Out-Law News | 24 Apr 2014 | 11:51 am | 4 min. read
The proposed G20+20 Cyber Stability Board should be made up of leaders of the world's 20 major economies plus 20 or more representatives from major global information and communications technology firms, and possibly cyberspace regulatory authorities, the Atlantic Council has said.
But companies must also address cyber risks to their operations at local level – and take a more holistic approach to risk management in an age when internet connectedness could see the failure of a major cloud data storage provider or electricity provider cascade through the international economy, it said.
The US-based Atlantic Council, which aims to promote constructive leadership and engagement in international affairs, made its calls in a report carried out jointly with Geneva-based Zurich Insurance. Research involved consultations with cyber experts and risk professionals across a range of industries over the course of a year, the think tank said.
The report said that the proposed G20+20 Cyber Stability Board could help address risks which it is difficult for organisations to understand or predict in the internet age.
"The internet is dominated by the private sector companies which create and maintain it on a daily basis and fill it with content," said the Atlantic Council. "But governments still have sovereign powers and responsibilities."
The think tank said that its call for a new global cyber stability organisation takes a step further an informal proposal by the technology company Microsoft for the establishment of a G20+20 Group made up of global leaders and information and communications firms, designed to draft a set of principles for acceptable behaviour in cyberspace.
"Such an idea could go beyond a single set of principles to a larger plan for risk management to deal with cyber shocks," said the Atlantic Council. "Specifically a G20+20 Cyber Stability Board could look across all aggregations of cyber risk to improve risk management, resilience and response."
The report further recommends that governments should "cautiously use existing regulatory authority to expand risk management to third-party providers and affiliates and also "consider recognition of globally significant important internet organisations".
The report is authored by Jason Healey, cyber statecraft initiative director at the Atlantic Council, and highlights that while data breaches are a top concern for organisations today, leaders need to focus on "distant digital perfection" and "the increasing danger of global shocks initiated and amplified by the interconnected nature of the internet."
The report uses the analogy of the US sub-prime mortgage market, which inflated US real estate prices and preceded the 2008 global financial crisis, to outline how it believes cyber security failures could ripple through the global economy.
"This increasingly tight coupling of the internet with the real economy and society means a full-scale cyber shock is far more likely to occur than some risk managers (and internet professionals) care to admit," according to the report. "Internet failures could cascade directly to internet-connected banks, water systems, cars, medical devices, hydroelectric dams, transformers and power stations."
"Risk managers, regulators and organisations with system-wide responsibility all need to focus more on resilience and agility rather than simply prevention."

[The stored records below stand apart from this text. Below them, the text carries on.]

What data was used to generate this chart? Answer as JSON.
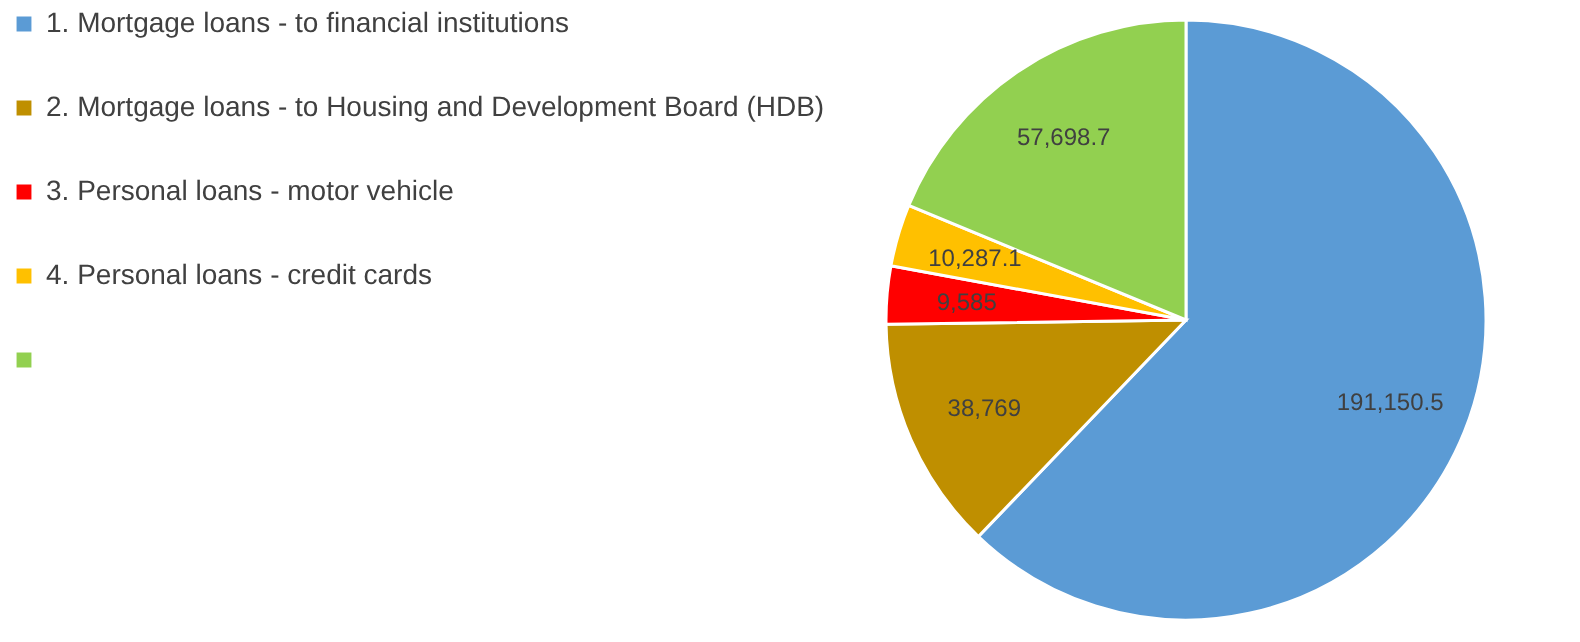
{
  "chart_data": {
    "type": "pie",
    "categories": [
      "1. Mortgage loans - to financial institutions",
      "2. Mortgage loans - to Housing and Development Board (HDB)",
      "3. Personal loans - motor vehicle",
      "4. Personal loans - credit cards",
      null
    ],
    "values": [
      191150.5,
      38769,
      9585,
      10287.1,
      57698.7
    ],
    "colors": [
      "#5b9bd5",
      "#bf8f00",
      "#ff0000",
      "#ffc000",
      "#92d050"
    ],
    "value_labels": [
      "191,150.5",
      "38,769",
      "9,585",
      "10,287.1",
      "57,698.7"
    ],
    "legend": "left"
  }
}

The report identifies seven "aggregations of cyber risk", which it says organisations must be aware of if they are to protect themselves. These are the organisation's own internal corporate network and security practises; risks posed by partners and affiliates such as cooperating banks or joint venture partners; and risks linked to outsourced service providers, such as human resource consultants or cloud IT providers. Traditional supply chains and the IT supply chain are also at risk from cyber attacks; and risks to or from new technologies such as the smart grid and the largely automated digital economy further aggregate risks. Potential disruptions to essential infrastructures such as electricity systems, financial systems and telecommunications networks also pose risks. The seventh aggregation of risk, according to the report, are those which are out of the control of organisations including malware pandemics or major international conflicts.
The report envisages a scenario in which a major cloud service provider fails "with everyone's data there on Friday and gone on Monday."
"If that failure cascaded to a major logistics provider or company running critical infrastructure, it could magnify a catastrophic ripple running throughout the real economy in ways difficult to understand , model or predict beforehand," said the report. "Especially if this incident coincided with another, the interaction could cause a crash or collapse of much larger scope, duration and intensity than would seem possible – similar to the series of events that struck the financial system in 2008."
The report recommended a number of measures companies can take to protect themselves against cyber risks.
These include application whitelisting, which allows computers to run only a selected set of programmes, to help guard against malware; employing standard secure system configurations, which make computers easier and cheaper to defend; and reducing the number of users with administrative privileges.
In addition companies should patch application and system software within 48 hours – rather than within weeks, as in some organisations. According to the report, when technology companies release "patches" designed to fix software, a "window of vulnerability" opens up which hackers can exploit.
Larger organisations should expand their risk management horizon to take account of risks from partner organisations and companies to which they outsource contracts. Boards must become more aware of and knowledgeable about cyber risks and companies should consider securing additional alternative power, telecoms and internet service providers which could swing into action in case of emergency. Cyber insurance and trained incident response teams can also help guard against the effects of cyber risks, the report said.